There is an important distinction between a treatment being cost-effective and it being affordable for the NHS as illustrated by the example of tirzepatide. NICE has concluded that tirzepatide is cost-effective in appropriately selected patients because of the health gains it delivers through reductions in obesity-related disease and its complications. However, the overall budget impact is a separate question. When millions of people could potentially be eligible for treatment, even a cost-effective intervention can create major financial pressures for the NHS.
We are still at a relatively early stage of implementation, yet tirzepatide has already become one of the NHS's highest-cost medicines. If access expands in line with NICE guidance over the coming years, expenditure will increase substantially unless drug prices fall significantly, prescribing criteria change or treatment strategies evolve.
Another important issue is that we still have key unanswered questions about long-term use. We know that many people regain weight when treatment stops, suggesting that many patients will require long-term treatment. That has major implications for affordability, NHS workforce capacity and service planning. While future oral GLP-1 medicines and increased market competition may reduce acquisition costs, the overall financial commitment could still be considerable because of the very large numbers of eligible patients.
It is also important not to view obesity solely through the lens of medication. These drugs are valuable additions to our therapeutic options, but they do not address the underlying drivers of obesity.
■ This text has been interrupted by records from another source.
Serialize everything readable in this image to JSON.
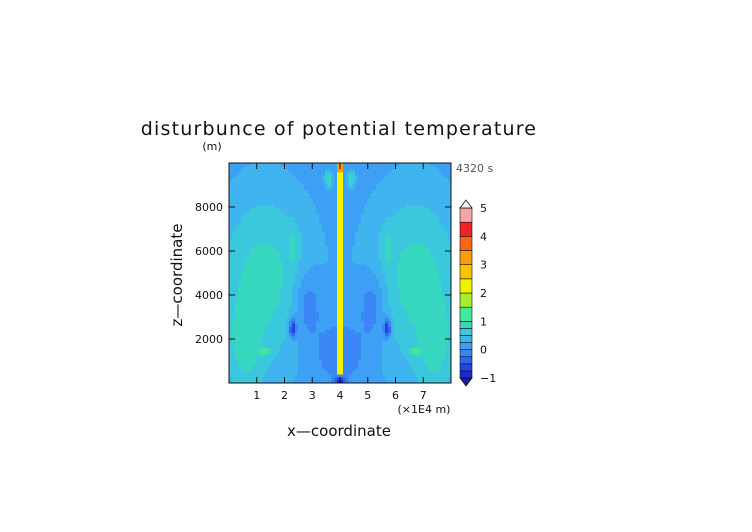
{
  "chart_data": {
    "type": "heatmap",
    "title": "disturbunce of potential temperature",
    "time_label": "4320 s",
    "y_unit_label": "(m)",
    "xlabel": "x—coordinate",
    "ylabel": "z—coordinate",
    "x_unit_label": "(×1E4 m)",
    "xlim": [
      0,
      8
    ],
    "ylim": [
      0,
      10000
    ],
    "x_ticks": [
      1,
      2,
      3,
      4,
      5,
      6,
      7
    ],
    "x_tick_labels": [
      "1",
      "2",
      "3",
      "4",
      "5",
      "6",
      "7"
    ],
    "y_ticks": [
      2000,
      4000,
      6000,
      8000
    ],
    "y_tick_labels": [
      "2000",
      "4000",
      "6000",
      "8000"
    ],
    "colorbar": {
      "min": -1,
      "max": 5,
      "tick_values": [
        -1,
        0,
        1,
        2,
        3,
        4,
        5
      ],
      "tick_labels": [
        "−1",
        "0",
        "1",
        "2",
        "3",
        "4",
        "5"
      ],
      "levels": [
        {
          "from": -1.0,
          "to": -0.75,
          "color": "#1a28d4"
        },
        {
          "from": -0.75,
          "to": -0.5,
          "color": "#2344e6"
        },
        {
          "from": -0.5,
          "to": -0.25,
          "color": "#2e66f0"
        },
        {
          "from": -0.25,
          "to": 0.0,
          "color": "#3a86f4"
        },
        {
          "from": 0.0,
          "to": 0.25,
          "color": "#3ea0f4"
        },
        {
          "from": 0.25,
          "to": 0.5,
          "color": "#40b4ee"
        },
        {
          "from": 0.5,
          "to": 0.75,
          "color": "#3cc8dc"
        },
        {
          "from": 0.75,
          "to": 1.0,
          "color": "#38d8c0"
        },
        {
          "from": 1.0,
          "to": 1.5,
          "color": "#44e89c"
        },
        {
          "from": 1.5,
          "to": 2.0,
          "color": "#a8ee2e"
        },
        {
          "from": 2.0,
          "to": 2.5,
          "color": "#f2f200"
        },
        {
          "from": 2.5,
          "to": 3.0,
          "color": "#f8c400"
        },
        {
          "from": 3.0,
          "to": 3.5,
          "color": "#f89c0a"
        },
        {
          "from": 3.5,
          "to": 4.0,
          "color": "#f86614"
        },
        {
          "from": 4.0,
          "to": 4.5,
          "color": "#f02222"
        },
        {
          "from": 4.5,
          "to": 5.0,
          "color": "#f4a6a6"
        }
      ]
    },
    "features": [
      {
        "kind": "background",
        "value": 0.1
      },
      {
        "kind": "ellipse",
        "x": 1.3,
        "z": 4800,
        "rx": 2.6,
        "rz": 6200,
        "value": 0.85
      },
      {
        "kind": "ellipse",
        "x": 6.7,
        "z": 4800,
        "rx": 2.6,
        "rz": 6200,
        "value": 0.85
      },
      {
        "kind": "ellipse",
        "x": 0.6,
        "z": 2000,
        "rx": 1.1,
        "rz": 4000,
        "value": 0.9
      },
      {
        "kind": "ellipse",
        "x": 7.4,
        "z": 2000,
        "rx": 1.1,
        "rz": 4000,
        "value": 0.9
      },
      {
        "kind": "ellipse",
        "x": 2.9,
        "z": 3400,
        "rx": 0.75,
        "rz": 2600,
        "value": -0.1
      },
      {
        "kind": "ellipse",
        "x": 5.1,
        "z": 3400,
        "rx": 0.75,
        "rz": 2600,
        "value": -0.1
      },
      {
        "kind": "ellipse",
        "x": 4.0,
        "z": 1500,
        "rx": 1.3,
        "rz": 2000,
        "value": -0.2
      },
      {
        "kind": "ellipse",
        "x": 2.3,
        "z": 6200,
        "rx": 0.28,
        "rz": 1400,
        "value": 0.85
      },
      {
        "kind": "ellipse",
        "x": 5.7,
        "z": 6200,
        "rx": 0.28,
        "rz": 1400,
        "value": 0.85
      },
      {
        "kind": "ellipse",
        "x": 2.3,
        "z": 2500,
        "rx": 0.2,
        "rz": 600,
        "value": -0.7
      },
      {
        "kind": "ellipse",
        "x": 5.7,
        "z": 2500,
        "rx": 0.2,
        "rz": 600,
        "value": -0.7
      },
      {
        "kind": "ellipse",
        "x": 1.3,
        "z": 1450,
        "rx": 0.25,
        "rz": 200,
        "value": 1.6
      },
      {
        "kind": "ellipse",
        "x": 6.7,
        "z": 1450,
        "rx": 0.25,
        "rz": 200,
        "value": 1.6
      },
      {
        "kind": "ellipse",
        "x": 4.0,
        "z": 100,
        "rx": 0.25,
        "rz": 250,
        "value": -1.0
      },
      {
        "kind": "ellipse",
        "x": 3.6,
        "z": 9300,
        "rx": 0.2,
        "rz": 500,
        "value": 1.0
      },
      {
        "kind": "ellipse",
        "x": 4.4,
        "z": 9300,
        "rx": 0.2,
        "rz": 500,
        "value": 1.0
      },
      {
        "kind": "column",
        "x": 4.0,
        "half_width": 0.12,
        "z_from": 400,
        "z_to": 9600,
        "value": 2.1
      },
      {
        "kind": "column",
        "x": 4.0,
        "half_width": 0.12,
        "z_from": 9600,
        "z_to": 10000,
        "value": 3.2
      }
    ]
  }
}
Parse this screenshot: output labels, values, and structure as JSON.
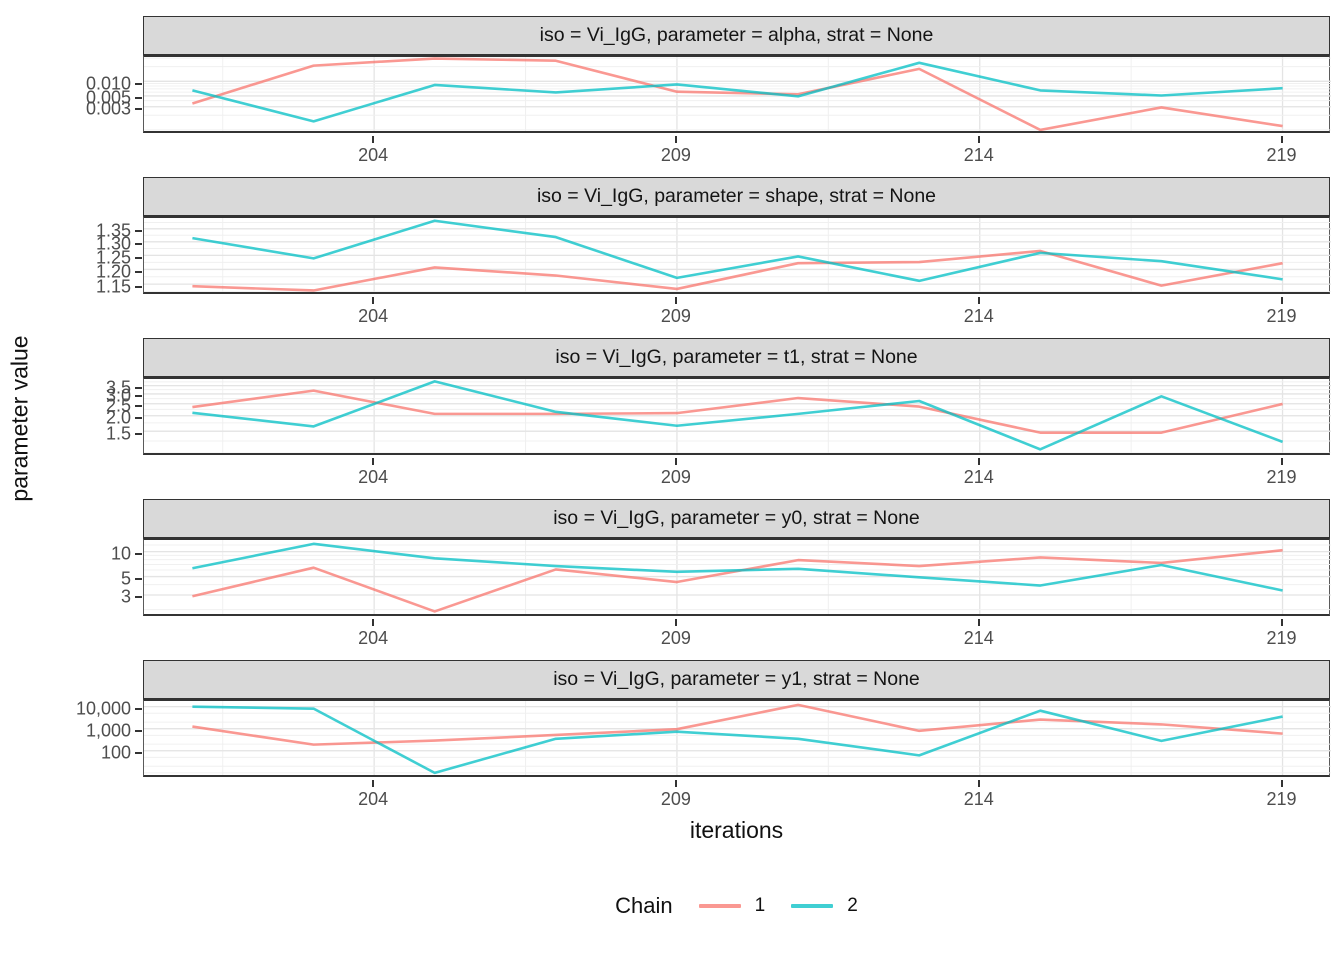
{
  "figure": {
    "y_axis_title": "parameter value",
    "x_axis_title": "iterations"
  },
  "legend": {
    "title": "Chain",
    "entries": [
      {
        "label": "1",
        "color": "#F8766D"
      },
      {
        "label": "2",
        "color": "#00BFC4"
      }
    ]
  },
  "chart_data": {
    "type": "line",
    "description": "Faceted MCMC trace plot, 5 panels sharing an x axis of iterations; two chains per panel; log10 y scales",
    "x": [
      201,
      203,
      205,
      207,
      209,
      211,
      213,
      215,
      217,
      219
    ],
    "x_domain": [
      200.2,
      219.8
    ],
    "x_ticks": [
      204,
      209,
      214,
      219
    ],
    "x_minor_grid": [
      201.5,
      206.5,
      211.5,
      216.5
    ],
    "xlabel": "iterations",
    "ylabel": "parameter value",
    "legend_position": "bottom",
    "panels": [
      {
        "title": "iso = Vi_IgG, parameter = alpha, strat = None",
        "y_scale": "log10",
        "y_domain": [
          0.00095,
          0.0316
        ],
        "y_ticks": [
          {
            "label": "0.010",
            "value": 0.01
          },
          {
            "label": "0.005",
            "value": 0.005
          },
          {
            "label": "0.003",
            "value": 0.003
          }
        ],
        "minor_grid": [
          0.001,
          0.002,
          0.003,
          0.004,
          0.005,
          0.006,
          0.007,
          0.008,
          0.009,
          0.01,
          0.02,
          0.03
        ],
        "series": [
          {
            "name": "1",
            "color": "#F8766D",
            "values": [
              0.0035,
              0.021,
              0.0294,
              0.0265,
              0.0061,
              0.0054,
              0.018,
              0.001,
              0.0029,
              0.0012
            ]
          },
          {
            "name": "2",
            "color": "#00BFC4",
            "values": [
              0.0065,
              0.0015,
              0.0084,
              0.0059,
              0.0086,
              0.0049,
              0.024,
              0.0065,
              0.0051,
              0.0072
            ]
          }
        ]
      },
      {
        "title": "iso = Vi_IgG, parameter = shape, strat = None",
        "y_scale": "log10",
        "y_domain": [
          1.124,
          1.393
        ],
        "y_ticks": [
          {
            "label": "1.35",
            "value": 1.35
          },
          {
            "label": "1.30",
            "value": 1.3
          },
          {
            "label": "1.25",
            "value": 1.25
          },
          {
            "label": "1.20",
            "value": 1.2
          },
          {
            "label": "1.15",
            "value": 1.15
          }
        ],
        "minor_grid": [
          1.125,
          1.15,
          1.175,
          1.2,
          1.225,
          1.25,
          1.275,
          1.3,
          1.325,
          1.35,
          1.375
        ],
        "series": [
          {
            "name": "1",
            "color": "#F8766D",
            "values": [
              1.143,
              1.129,
              1.207,
              1.179,
              1.134,
              1.222,
              1.226,
              1.266,
              1.145,
              1.222
            ]
          },
          {
            "name": "2",
            "color": "#00BFC4",
            "values": [
              1.314,
              1.239,
              1.382,
              1.318,
              1.171,
              1.246,
              1.161,
              1.259,
              1.229,
              1.166
            ]
          }
        ]
      },
      {
        "title": "iso = Vi_IgG, parameter = t1, strat = None",
        "y_scale": "log10",
        "y_domain": [
          1.0,
          3.96
        ],
        "y_ticks": [
          {
            "label": "3.5",
            "value": 3.5
          },
          {
            "label": "3.0",
            "value": 3.0
          },
          {
            "label": "2.5",
            "value": 2.5
          },
          {
            "label": "2.0",
            "value": 2.0
          },
          {
            "label": "1.5",
            "value": 1.5
          }
        ],
        "minor_grid": [
          1.0,
          1.25,
          1.5,
          1.75,
          2.0,
          2.25,
          2.5,
          2.75,
          3.0,
          3.25,
          3.5,
          3.75
        ],
        "series": [
          {
            "name": "1",
            "color": "#F8766D",
            "values": [
              2.35,
              3.19,
              2.07,
              2.07,
              2.1,
              2.78,
              2.37,
              1.46,
              1.46,
              2.49
            ]
          },
          {
            "name": "2",
            "color": "#00BFC4",
            "values": [
              2.11,
              1.64,
              3.79,
              2.15,
              1.66,
              2.07,
              2.63,
              1.07,
              2.87,
              1.23
            ]
          }
        ]
      },
      {
        "title": "iso = Vi_IgG, parameter = y0, strat = None",
        "y_scale": "log10",
        "y_domain": [
          1.77,
          13.8
        ],
        "y_ticks": [
          {
            "label": "10",
            "value": 10
          },
          {
            "label": "5",
            "value": 5
          },
          {
            "label": "3",
            "value": 3
          }
        ],
        "minor_grid": [
          2,
          3,
          4,
          5,
          6,
          7,
          8,
          9,
          10,
          12
        ],
        "series": [
          {
            "name": "1",
            "color": "#F8766D",
            "values": [
              2.9,
              6.4,
              1.9,
              6.1,
              4.3,
              7.9,
              6.7,
              8.5,
              7.3,
              10.4
            ]
          },
          {
            "name": "2",
            "color": "#00BFC4",
            "values": [
              6.3,
              12.4,
              8.3,
              6.7,
              5.7,
              6.2,
              4.9,
              3.9,
              6.9,
              3.4
            ]
          }
        ]
      },
      {
        "title": "iso = Vi_IgG, parameter = y1, strat = None",
        "y_scale": "log10",
        "y_domain": [
          8,
          18000
        ],
        "y_ticks": [
          {
            "label": "10,000",
            "value": 10000
          },
          {
            "label": "1,000",
            "value": 1000
          },
          {
            "label": "100",
            "value": 100
          }
        ],
        "minor_grid": [
          10,
          20,
          50,
          100,
          200,
          500,
          1000,
          2000,
          5000,
          10000
        ],
        "series": [
          {
            "name": "1",
            "color": "#F8766D",
            "values": [
              1250,
              190,
              290,
              520,
              950,
              12000,
              800,
              2600,
              1570,
              600
            ]
          },
          {
            "name": "2",
            "color": "#00BFC4",
            "values": [
              10000,
              8100,
              10,
              350,
              730,
              350,
              62,
              6550,
              280,
              3550
            ]
          }
        ]
      }
    ]
  }
}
Unless we make much greater progress in tackling the obesogenic environment - including poor diets, the marketing and availability of unhealthy foods, physical inactivity, socioeconomic disadvantage and wider health inequalities - we risk creating a system in which increasing numbers of people require lifelong medication for a condition that could, at least in part, have been prevented.
There are also additional costs associated with prescribing these medicines that are sometimes overlooked. Patients need access to comprehensive weight management services, including dietary advice, behavioural support, physical activity programmes, monitoring of treatment response, management of side effects and support for maintaining weight loss. The success of these medicines depends not only on the prescription itself but also on investment in the wider clinical infrastructure needed to support patients.
From a broader NHS perspective, there are also opportunity costs. Every additional pound spent on obesity medicines is a pound that cannot be spent elsewhere in the health service. Policymakers therefore need to balance the considerable health benefits of these medicines against competing demands for finite NHS resources.
That said, we should also recognise their potential long-term benefits. If these medicines substantially reduce rates of type 2 diabetes, cardiovascular disease, osteoarthritis and other obesity-related conditions, they could reduce future demand on the NHS. The challenge is that the costs are immediate and highly visible, whereas many of the health and financial benefits will accrue over many years and are difficult to quantify.
Ultimately, the debate should not be framed as "drugs versus prevention". The NHS needs both. Effective pharmacological treatments should be available to people who are most likely to benefit from them, but they must be part of a comprehensive obesity strategy that places much greater emphasis on prevention, tackling the commercial and social determinants of obesity, and creating environments that make healthy choices easier. Unless we invest in prevention alongside treatment, demand for these medicines will continue to grow, making it increasingly difficult for the NHS to sustain this level of expenditure over the long term.
Some of these comments were used in an article published in the BMJ.